5 : Le sacrifice et l’âme déployée.

‘Mais ce voyage n’était que la parodie d’une vocation secrète, et il devait me mener sous le mur de Berlin à seule fin que j’y subisse les mutilations rituelles nécessaires à l’accession à une autre ubiquité. Et la disparition inexplicable de Jean n’était que l’autre face de ce sacrifice (M, 618).’

Le voyage de Paul, qui a dans chaque étape produit des signes qui suggèrent les retrouvailles symboliques avec son frère, se termine logiquement à Berlin, ville qui porte l’image d’une unité rompue. Par ce caractère, Berlin fait revivre à Paul sa condition de jumeau déparié. Plus encore, il reçoit dans son corps le «coup de hache» qui a frappé la ville : en traversant un tunnel, il est foudroyé sur son côté gauche par l’effondrement de la voûte. Tout se passe comme si la séparation des jumeaux dans l’espace, qu’on pourrait qualifier d’horizontale, ne suffisait pas pour que Jean-Paul renaisse dans un corps : il faut y ajouter une séparation verticale qui enfonce le corps du jumeau déparié vers le bas (la traversée du tunnel) pour qu’il puisse ensuite atteindre le haut (le corps-météores, la sublimation). André Clavel indique au sujet de cette dimension verticale qui permet à Paul d’atteindre dans son corps la réunification de Jean-Paul :

‘L’opération est plutôt chimique, puisqu’elle conduira à l’effacement du corps, à son osmose : mimétisme du corps devenu fange, mimétisme du corps devenu air. Rose des vents : l’horizontale, c’est la destruction de l’oeuf gémellaire et la séparation des frères-pareils ; la verticale, c’est, vers le bas, l’appel de la terre ; vers le haut, l’aspiration ouranienne. « Ce sont des Dioscures, êtres tombés du ciel comme des météores, issus d’une génération verticale, abrupte »154.’

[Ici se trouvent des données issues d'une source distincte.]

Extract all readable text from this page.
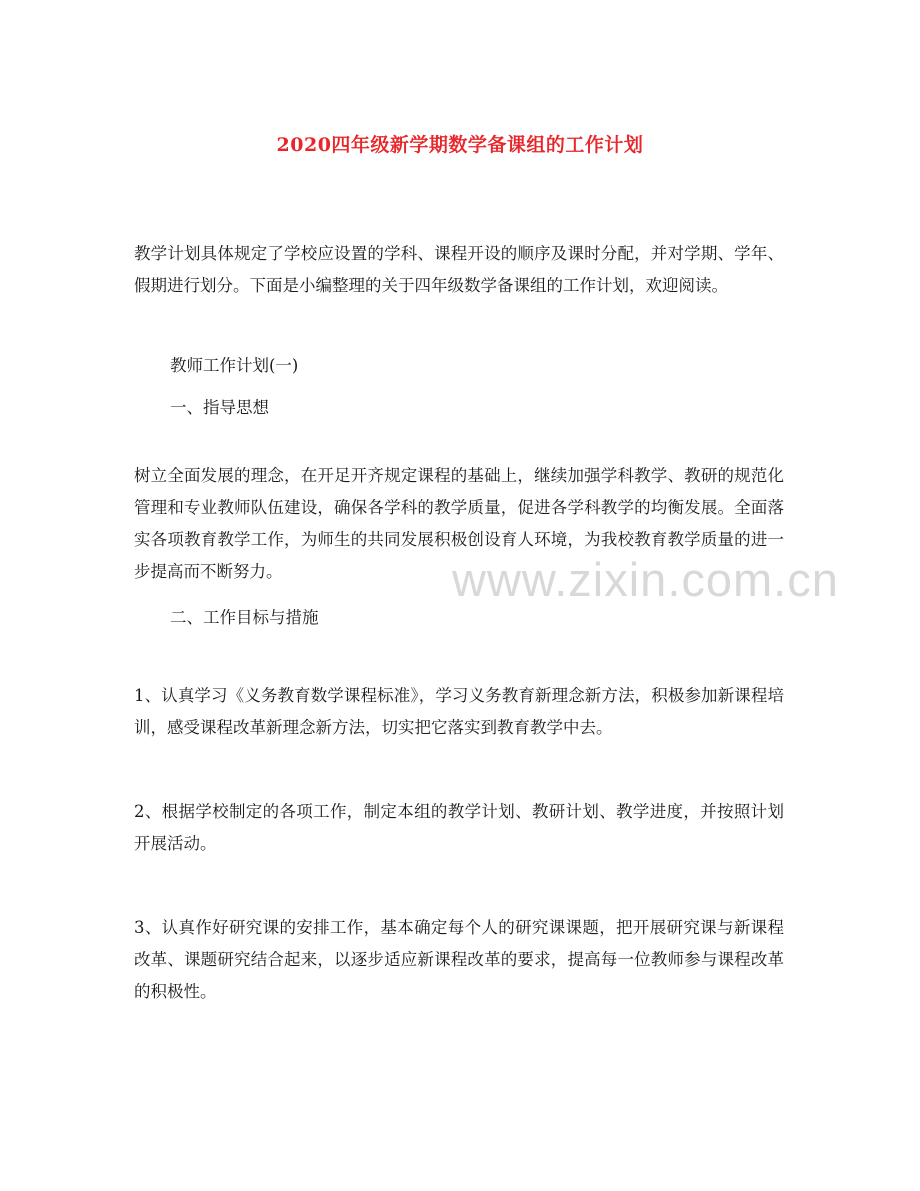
2020四年级新学期数学备课组的工作计划

教学计划具体规定了学校应设置的学科、课程开设的顺序及课时分配，并对学期、学年、假期进行划分。下面是小编整理的关于四年级数学备课组的工作计划，欢迎阅读。

教师工作计划(一)

一、指导思想

树立全面发展的理念，在开足开齐规定课程的基础上，继续加强学科教学、教研的规范化管理和专业教师队伍建设，确保各学科的教学质量，促进各学科教学的均衡发展。全面落实各项教育教学工作，为师生的共同发展积极创设育人环境，为我校教育教学质量的进一步提高而不断努力。

二、工作目标与措施

1、认真学习《义务教育数学课程标准》，学习义务教育新理念新方法，积极参加新课程培训，感受课程改革新理念新方法，切实把它落实到教育教学中去。

2、根据学校制定的各项工作，制定本组的教学计划、教研计划、教学进度，并按照计划开展活动。

3、认真作好研究课的安排工作，基本确定每个人的研究课课题，把开展研究课与新课程改革、课题研究结合起来，以逐步适应新课程改革的要求，提高每一位教师参与课程改革的积极性。

www.zixin.com.cn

Outre ce schéma des retrouvailles ascensionnelles, la mutilation de Paul reprend également celui de l’initiation qui exige une mort symbolique du sujet avant sa renaissance spirituelle. Le propos de Mircea Eliade sur la renaissance s’applique très bien dans le cas de Paul:

‘Rien ne peut renaître à un état meilleur sans mourir préalablement et subir la période de dissociation et de putréfaction de ses principes antérieurs 155.’

Pour préparer cette renaissance spirituelle de l’homme, la structure d’initiationpropose une série d’épreuves qui se regroupent en trois catégories 156 :

Cette structure initiatique se retrouve dans la plupart des récits tourniériens 157, -en constituant la base solide de l’écriture mythique de Tournier- et se manifeste très clairement dans l’amputation de Paul. Les rituels initiatiques de mise à mort, qui traduisent l’enfoncement de Paul vers le bas, s’annoncent méthodiquement.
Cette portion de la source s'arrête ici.